Though the most powerful beast in human history, Rome was still dependent on the flow of money for its lifeblood.  In the firm grip of a financial system dating back to Babylon, the Roman war machine was grinding to a halt under an enormous debt burden – and questions were being asked in the Empire’s furthest reaches.

(continued from Saturn Death Cult – Part 2)

To sustain its cycle of debt and war Rome had to constantly expand and swallow up ever more peoples and territory.  As a result, and quiet understandably, the peoples at the periphery of the empire were becoming evermore impatient with this policy.  The first signs of real trouble had raised its head in the distant Roman province of Judea during the start of the Julian succession of emperors.  At the centre of it was, what else, a temple.

A minor event by Roman standards, it seems a certain Judean decided to physically assault the merchant bankers operating out of the main temple in Jerusalem and then declare he was the Son of God come to rescue the lost sheep of the house of Israel.  By sheep we can safely assume he meant people, but his actions in beating up and chucking out the merchant bankers caused a major furore amongst the locals.  Three years later he was executed for his troubles, but left a smallish band of supporters who continued to preach amongst other things that ‘the love of money is the root of all evil.’

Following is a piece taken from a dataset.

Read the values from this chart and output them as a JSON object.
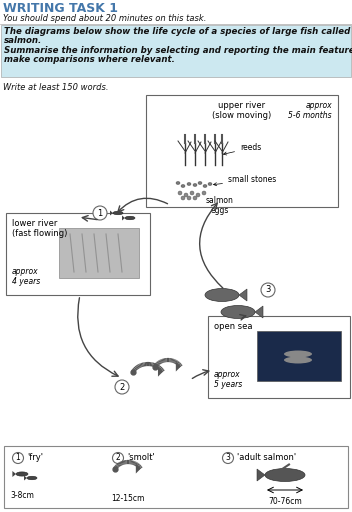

At the time the Romans hardly took any notice of what was to them a squabble between rival priest factions for the control of a minor one-god temple.  They had bigger things to worry about and bigger temples to prove it.  However, a short thirty-two years later and the Romans had a full-blown uprising on their hands.

Typically, the Romans believed they had to make an absolute example out of this rebellious province and in the most brutal way possible.  The temple at the centre of Judean life and resistance was utterly destroyed with documents from the era suggesting atrocities on a scale unheard of with whole populations succumbing to barbaric acts of what today would be called genocidal ethnic cleansing.  Back in Rome, the blood-sacrifice junkies purred and the merchant bankers cashed in.

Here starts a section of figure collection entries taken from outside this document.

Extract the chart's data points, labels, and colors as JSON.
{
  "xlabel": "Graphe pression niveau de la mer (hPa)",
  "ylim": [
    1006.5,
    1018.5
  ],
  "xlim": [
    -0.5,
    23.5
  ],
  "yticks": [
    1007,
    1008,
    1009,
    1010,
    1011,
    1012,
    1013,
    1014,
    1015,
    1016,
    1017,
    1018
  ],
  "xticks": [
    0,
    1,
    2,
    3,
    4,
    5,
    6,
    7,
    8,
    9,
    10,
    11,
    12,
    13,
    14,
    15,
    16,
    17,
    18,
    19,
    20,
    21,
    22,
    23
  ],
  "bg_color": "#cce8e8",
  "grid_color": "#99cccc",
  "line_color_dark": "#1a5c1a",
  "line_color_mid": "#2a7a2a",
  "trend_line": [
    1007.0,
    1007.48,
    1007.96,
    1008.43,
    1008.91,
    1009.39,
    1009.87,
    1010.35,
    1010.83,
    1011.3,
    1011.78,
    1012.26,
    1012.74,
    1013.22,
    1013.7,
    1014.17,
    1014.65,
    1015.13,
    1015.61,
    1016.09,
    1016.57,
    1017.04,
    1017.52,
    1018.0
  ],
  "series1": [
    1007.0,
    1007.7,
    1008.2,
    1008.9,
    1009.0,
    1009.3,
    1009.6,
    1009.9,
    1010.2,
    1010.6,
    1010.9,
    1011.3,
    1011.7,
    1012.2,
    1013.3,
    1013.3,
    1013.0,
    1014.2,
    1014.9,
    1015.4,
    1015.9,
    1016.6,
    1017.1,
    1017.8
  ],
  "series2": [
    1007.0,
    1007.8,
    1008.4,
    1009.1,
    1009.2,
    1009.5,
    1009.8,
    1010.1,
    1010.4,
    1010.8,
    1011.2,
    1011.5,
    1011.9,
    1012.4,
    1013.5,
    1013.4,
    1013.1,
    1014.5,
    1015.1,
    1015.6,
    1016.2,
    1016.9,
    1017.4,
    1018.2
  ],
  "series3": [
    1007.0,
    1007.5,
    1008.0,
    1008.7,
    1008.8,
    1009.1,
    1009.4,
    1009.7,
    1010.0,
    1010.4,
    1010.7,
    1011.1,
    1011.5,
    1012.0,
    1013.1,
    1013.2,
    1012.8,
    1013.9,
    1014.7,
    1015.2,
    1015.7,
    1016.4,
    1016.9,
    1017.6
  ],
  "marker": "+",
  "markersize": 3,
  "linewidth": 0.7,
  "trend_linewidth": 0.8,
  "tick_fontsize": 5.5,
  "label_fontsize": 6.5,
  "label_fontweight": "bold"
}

In the meantime, the nearly forgotten followers of the anti-banker Judean quietly dispersed themselves throughout the Roman world while Rome got back to the business of being Rome.

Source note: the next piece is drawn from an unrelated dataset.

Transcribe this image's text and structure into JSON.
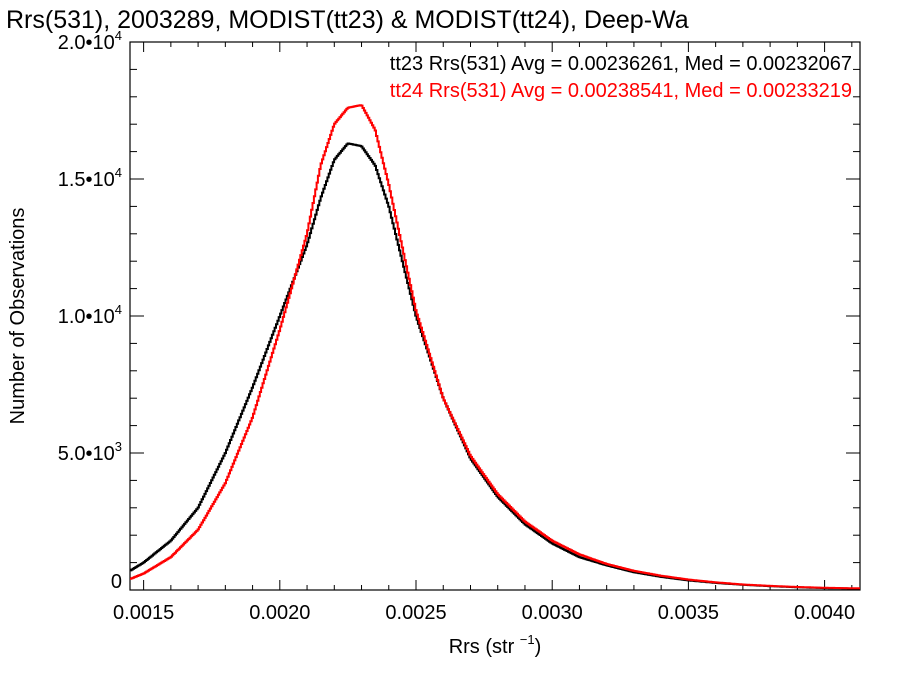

Unfortunately the business of being Rome meant dealing with an extremely overstretched frontier. The debt burden incurred in the defence and maintenance of Rome’s borders grew and grew and, as always in this now familiar pattern, started to implode under its own weight.  Rome had reached the limits of its ability to expand and as such could no longer service its debt to the merchant banker families that were now the true power in the empire.

Then it started to happen again, just as it had during the lead up to the catastrophe during the Tower of Babel epoch.  The original Roman silver standard that defined the coin of the realm was debased to help pay for the crushing debt owed to the merchant banker class.  This set off the inevitable bout of hyperinflation that always follows when a currency is no longer trusted to hold the value its supposed to have.  People simply stopped trusting that a Roman coin actually contained the stated amount of precious metal it was supposed to be made up of.  Exacerbating this was the self-serving actions of the merchant bankers illegally clipping and filing off the precious metals contained in the increasingly debased currency.  Everybody got in on the act and soon Rome’s all important trade tributaries started to grind to a halt.

The economic crisis of the third century was one of history’s most destructive.  It provided the backdrop for a series of socio-economic changes that would affect the world for millennia.  Though the Imperial Rome of the Caesars would struggle on for another two centuries in one form or another, its days as a vibrant power were numbered and what became known as the Dark Ages stood poised to fill the void.